Figure 7. Virtual Screening Results Page - Molecular Details

(9) Compare

There is a checkbox at the front of each molecule's serial number. When you check multiple molecules simultaneously, you can click the [Compare] button, and the page will be directed to the compare page, which is convenient for comprehensive comparison of multiple molecules. When you have a reference molecule, it will be compared with the reference molecule. This page is similar to the single molecule detail page, containing information about the molecule's Inno-ADMET properties, ChemFH properties, Inno-SA properties, and docking conformation.

Figure 8. Virtual Screening Results Page - Molecule constrast page.

(10) Save

Click "Save", and the system will pop up a dropdown box for you to choose the file format to save (currently only supports .csv/.sdf). Once you have determined the style of the file to save, save the corresponding data to the data center as a sdf or csv file. The saved content is the molecules of the effective number displayed on the page, which are usually obtained according to your show/hide column conditions, advanced filtering conditions, favorites, or dislikes.

(11) Download

Click "Download", and the system will pop up a dropdown box for you to choose the file format to download (currently only supports .csv/.sdf). After determining the style of the file to download, the system will download the corresponding data to your local device as a sdf or csv file. The content downloaded is consistent with the save method, which also downloads the molecules of the effective number displayed on the page, which are usually obtained based on your show/hide column conditions, advanced filtering conditions, favorites, or dislikes.

(12) Create New Task

The prerequisite for creating a new task is to first save the data into a file. Before the save operation is performed, this button is disabled. As soon as the new file is saved based on the results, this button is enabled. When you click this button, the system will pop up a dropdown box for you to select the module to be calculated. After clicking, the page will immediately open a new tab and will take your saved dataset with it. After adjusting the parameters, you can submit a new task.
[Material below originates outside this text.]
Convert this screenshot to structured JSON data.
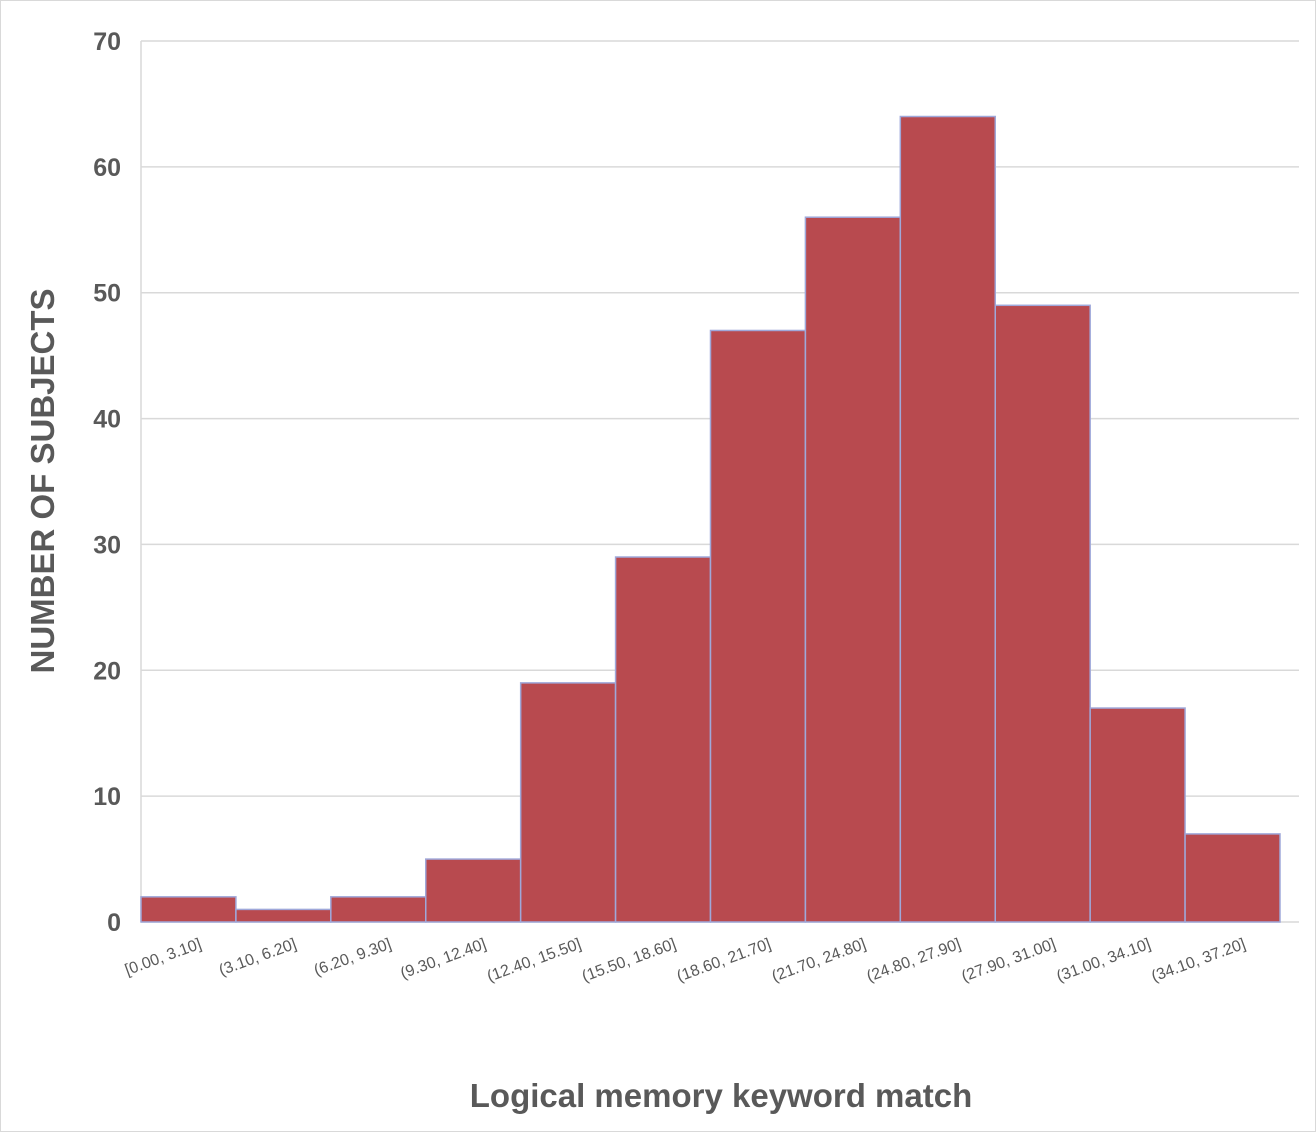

KarmaDock is an AI docking algorithm developed by CarbonSilicon AI. It effectively combines docking and scoring methods on a lightweight model through multi-stage learning of scoring and docking, compressing the time consumption of single small molecule docking + scoring to 17ms, while ensuring docking and virtual screening performance. KarmaDock uses a model framework built with encoders (Graph Transformer (GT) and Geometric Vector Perceptrons (GVP)), and the EGNN module for docking and the mixed density network MDN module for scoring. Modeling principle: First, the protein and ligand are represented as a three-dimensional residue graph and a two-dimensional molecule graph, respectively. After encoding with the GVP/GT encoder, the pi, mu, and sigma of the mixed Gaussian distribution in the MDN module are calculated. The graph features are then fed into the EGNN module for docking to get the docking conformation, which is then sent to the MDN module for scoring to get the Score. Its modeling framework is detailed in Figure 7. KarmaDock is an end-to-end AI model that simultaneously includes docking and scoring. It achieves millisecond response on a single GPU and surpasses most docking/scoring tools in precision. It can realize high-throughput screening of large-scale molecular libraries, accelerating drug development. The average time KarmaDock takes to dock a molecule is 0.017s/complex, which is far lower than other models. KarmaDock has a docking success rate (RMSD<2 Å) of 0.956 on the Coreset dataset, surpassing most models. Moreover, KarmaDock has an enrichment factor (EF1%) of 23.4 on the Casf2016 dataset, which is at the leading level. See Table 1 for details.

Figure 9. Modeling Framework of KarmaDock Table 1. Docking and Screening Capabilities of Various Models on CASF 2016

Note: For introductions to CarsiDock and RTMScore, see Inno-Docking and Inno-Rescoring, respectively.

[1] Efficient and accurate large library ligand docking with KarmaDock. Zhang X. Zhang O. Shen C., et al. Nat Comput Sci. 2023 Sep;3(9):789-804. doi: 10.1038/s43588-023-00511-5.